Like every year, the High Commission of India in London will observe Gandhi Jayanthi on October 2 at Tavistock Square, London WC1. The programme, beginning at 11am, will include paying tribute to Gandhi by placing bouquets at the Gandhi statue at Tavistock. It will be attended by Dr. Virander Paul, acting High Commissioner of India, Lord Mayor of Camden Councillor Heather Johnson and other dignitaries. The High Commission’s office will remain closed on Wednesday on account of Gandhi Jayanthi.
The Bharatiya Vidya Bhavan is holding an exhibition of artworks on the occasion of Gandhi Jayanti on October 1. Presented by charity organisation Wherever the Need, the free exhibition will feature artist Udayraj Gadnis’s paintings to celebrate Mahatma Gandhi. The exhibition programme will also include an inspirational talk by Professor Madan Pillutla on Gandhism and the art of negotiation.
Meanwhile, the Nehru Centre is hosting an evening playing the DVD of Jim Kenworth play “When Gandhi met Chaplin”.
Kenworth, a London-based playwright, wrote the play in 1931 about the unlikely meeting between two iconic figures of the twentieth century, Charlie Chaplin and Mahatma Gandhi.
The Nehru Centre’s Gandhi Janathy celebrations will include a playback of the play, performances of selected scenes and Q&A session with photographer and writer Prodeepta Das.
Gandhi Jayanthi is also celebrated as UN International Day of Non-Violence.
The Mahatma Gandhi Foundation UK will also pay its respects by holding an event in Harrow for UK Indians to celebrate Gandhi's legacy. The programme will include prayers, bhajans and tributes to Bapu.
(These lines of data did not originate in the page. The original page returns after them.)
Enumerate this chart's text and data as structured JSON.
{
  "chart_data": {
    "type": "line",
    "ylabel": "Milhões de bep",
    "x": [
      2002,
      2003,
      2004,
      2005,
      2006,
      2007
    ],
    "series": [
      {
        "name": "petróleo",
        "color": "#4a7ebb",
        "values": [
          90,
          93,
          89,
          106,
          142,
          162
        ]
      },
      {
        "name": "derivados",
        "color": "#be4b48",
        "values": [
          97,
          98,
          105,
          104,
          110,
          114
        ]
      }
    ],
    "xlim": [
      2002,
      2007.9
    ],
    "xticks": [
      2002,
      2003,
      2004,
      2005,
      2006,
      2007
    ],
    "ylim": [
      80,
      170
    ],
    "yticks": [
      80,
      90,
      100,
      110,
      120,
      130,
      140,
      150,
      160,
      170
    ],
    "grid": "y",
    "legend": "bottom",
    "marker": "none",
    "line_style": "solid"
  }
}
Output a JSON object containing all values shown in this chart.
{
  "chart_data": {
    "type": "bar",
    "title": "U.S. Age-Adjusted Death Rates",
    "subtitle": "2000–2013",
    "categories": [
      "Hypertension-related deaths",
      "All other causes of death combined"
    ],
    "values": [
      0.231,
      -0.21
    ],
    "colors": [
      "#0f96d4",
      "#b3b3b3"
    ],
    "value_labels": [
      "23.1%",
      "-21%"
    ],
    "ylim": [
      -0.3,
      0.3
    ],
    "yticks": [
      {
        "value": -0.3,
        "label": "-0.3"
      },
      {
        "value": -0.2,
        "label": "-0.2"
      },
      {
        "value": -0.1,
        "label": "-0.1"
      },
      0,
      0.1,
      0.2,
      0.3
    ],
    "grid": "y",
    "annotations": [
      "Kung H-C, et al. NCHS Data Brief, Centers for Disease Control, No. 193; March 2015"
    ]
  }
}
The organisation has extended the invitation to the High Commissioner of India, Mayors of Harrow and Brent, councilors, members of the House of Lords, members of the House of Commons and other dignitaries.
Indians in Edinburgh too will have an opportunity to pay their respects to Gandhi by attending the 2013 annual lecture on Gandhi Day organised by Edinburgh Interfaith Association.
The Wednesday evening event will feature a lecture by trustee of the Gandhi Foundation, George Paxton on the life of Gandhi, his influence outside India on other figures such as Martin Luther King, and the understanding of peace and non-violence post-Gandhi.
There will also be another lecture by Professor Dermot Killingley who will take a retrospective look at Gandhi’s influence on India, giving a brief outline of the Indian and European background to some of Gandhi’s key ideas and practices -- non-violence and satyagraha.